Mining, due to the nature of its operations, has been linked to large-scale impacts that include siltation, chemical pollution, and heavy metal pollution. All these arise as by-products of the mining processes. Thus, it is recommended that the necessary infrastructure to process all wastewater from the mines should be put in place by the mining companies, and as part of their community responsibility, the mines must facilitate the clean-up process. The problems of water quality and environmental degradation need to be addressed before there is irreparable damage to the environment and people’s livelihoods.
Two decades of using the law to protect and conserve the environment.
In the past two decades, ZELA has managed to use its expertise in environmental justice and law, in implementing several social accountability activities aimed at promoting accountable and democratic governance systems at the local level.

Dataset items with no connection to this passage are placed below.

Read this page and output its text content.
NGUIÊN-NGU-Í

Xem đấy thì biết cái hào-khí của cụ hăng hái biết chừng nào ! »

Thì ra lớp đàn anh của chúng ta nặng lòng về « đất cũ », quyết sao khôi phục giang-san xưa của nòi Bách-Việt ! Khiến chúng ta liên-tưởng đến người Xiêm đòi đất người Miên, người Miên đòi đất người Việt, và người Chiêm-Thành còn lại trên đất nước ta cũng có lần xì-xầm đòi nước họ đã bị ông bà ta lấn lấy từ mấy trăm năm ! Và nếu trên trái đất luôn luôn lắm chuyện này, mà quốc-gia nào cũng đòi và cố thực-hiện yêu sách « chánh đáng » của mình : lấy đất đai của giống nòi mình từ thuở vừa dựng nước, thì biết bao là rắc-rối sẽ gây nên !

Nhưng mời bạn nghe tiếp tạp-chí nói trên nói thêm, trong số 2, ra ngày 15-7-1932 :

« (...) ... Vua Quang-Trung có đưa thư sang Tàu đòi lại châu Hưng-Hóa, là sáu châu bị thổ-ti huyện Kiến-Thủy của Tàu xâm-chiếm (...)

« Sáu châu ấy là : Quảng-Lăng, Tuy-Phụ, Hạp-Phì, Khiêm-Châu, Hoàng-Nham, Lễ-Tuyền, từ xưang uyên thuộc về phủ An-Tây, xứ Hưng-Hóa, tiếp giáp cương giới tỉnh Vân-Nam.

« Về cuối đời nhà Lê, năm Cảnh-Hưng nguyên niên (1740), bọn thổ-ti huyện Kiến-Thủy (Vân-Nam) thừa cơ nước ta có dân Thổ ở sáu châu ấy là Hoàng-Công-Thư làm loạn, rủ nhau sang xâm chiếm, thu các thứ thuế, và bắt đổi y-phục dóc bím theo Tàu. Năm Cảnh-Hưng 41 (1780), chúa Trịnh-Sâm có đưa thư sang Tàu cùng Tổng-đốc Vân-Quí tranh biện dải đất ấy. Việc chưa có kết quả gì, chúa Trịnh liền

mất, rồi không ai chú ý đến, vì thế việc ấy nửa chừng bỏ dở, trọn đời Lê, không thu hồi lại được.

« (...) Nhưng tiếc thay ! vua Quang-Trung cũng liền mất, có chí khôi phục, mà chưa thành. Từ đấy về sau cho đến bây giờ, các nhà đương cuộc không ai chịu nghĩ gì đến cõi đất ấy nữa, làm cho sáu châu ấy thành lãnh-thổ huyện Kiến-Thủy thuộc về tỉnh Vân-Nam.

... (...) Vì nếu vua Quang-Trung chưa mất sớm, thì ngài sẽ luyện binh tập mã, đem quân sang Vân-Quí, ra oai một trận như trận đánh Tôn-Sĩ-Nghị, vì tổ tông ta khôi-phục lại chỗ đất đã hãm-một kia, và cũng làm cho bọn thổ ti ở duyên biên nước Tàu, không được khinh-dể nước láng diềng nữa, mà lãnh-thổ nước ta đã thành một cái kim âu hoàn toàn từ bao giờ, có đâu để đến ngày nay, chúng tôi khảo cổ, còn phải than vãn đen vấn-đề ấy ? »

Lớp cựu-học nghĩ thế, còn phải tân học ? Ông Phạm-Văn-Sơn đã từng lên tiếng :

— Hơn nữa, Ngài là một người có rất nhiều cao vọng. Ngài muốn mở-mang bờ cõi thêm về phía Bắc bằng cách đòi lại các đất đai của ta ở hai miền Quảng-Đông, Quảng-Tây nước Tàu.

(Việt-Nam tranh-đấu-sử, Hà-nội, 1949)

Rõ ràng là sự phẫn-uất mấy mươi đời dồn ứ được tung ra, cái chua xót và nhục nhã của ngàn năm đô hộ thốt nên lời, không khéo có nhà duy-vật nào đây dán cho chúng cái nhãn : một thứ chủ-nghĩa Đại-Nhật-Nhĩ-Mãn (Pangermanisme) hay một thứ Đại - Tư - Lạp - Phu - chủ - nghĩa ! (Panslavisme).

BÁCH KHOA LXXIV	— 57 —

In 2020, ZELA through its Litigation Unit filed a public interest case at the High court of Zimbabwe for a structural interdict against Chitungwiza Municipality. The brief facts of the case are that dating back from as far as 2013, Chitungwiza Municipality had been responsible for water pollution within its jurisdiction by causing the discharge of untreated sewer into the water bodies that provide drinking water to the area.
High Court of Zimbabwe Justice Mangota on Thursday 17 December 2020 granted an order in an application filed by ZELA as an Applicant for public interest purposes. The order interdicts Chitungwiza Municipality from releasing sewer into water bodies, watercourses, streams, tributaries, or any part of the environment. Further, the Municipality was compelled to, within three months of the order, repair or otherwise upgrade its water treatment plants and sewer systems to ensure proper treatment of effluent before discharge into the environment and water bodies. The Environmental Management Agency was directed to conduct compliance assessments within three months and submit a report to the Registrar of the High Court.
The water and sanitation crisis demands a holistic, systemic, and multilateral response. Water critically matters to deliver almost all the other SDGs and is essential for resilience to climate change. Section 77(a) of the Constitution of Zimbabwe guarantees the right to safe, clean, and potable water. This provision reflects the country’s obligations to provide water to the citizens as required in the human rights instruments that the country has ratified. Therefore:
- The Government must protect the right to water for its citizens by preventing any interference that makes it impossible for the citizens to enjoy this human right;
- The central Government and local authorities have a duty to provide clean, safe, and potable water. The citizens on the other hand must pay for the rates and be guaranteed that service delivery is not interrupted.
- Poor service delivery by local government authorities is emerging as a major threat to the right to water. This is conceivably likely to continue in the foreseeable future unless far-reaching democratic local governance reforms and significant resources are invested in the sector to ensure that households have access to water. Such actions should be underpinned by proper management of resources and adoption of social accountability measures in service delivery.
In the coming years, ZELA remains determined to use environmental and social service delivery issues as a window to promote good governance and democracy at the local and national levels.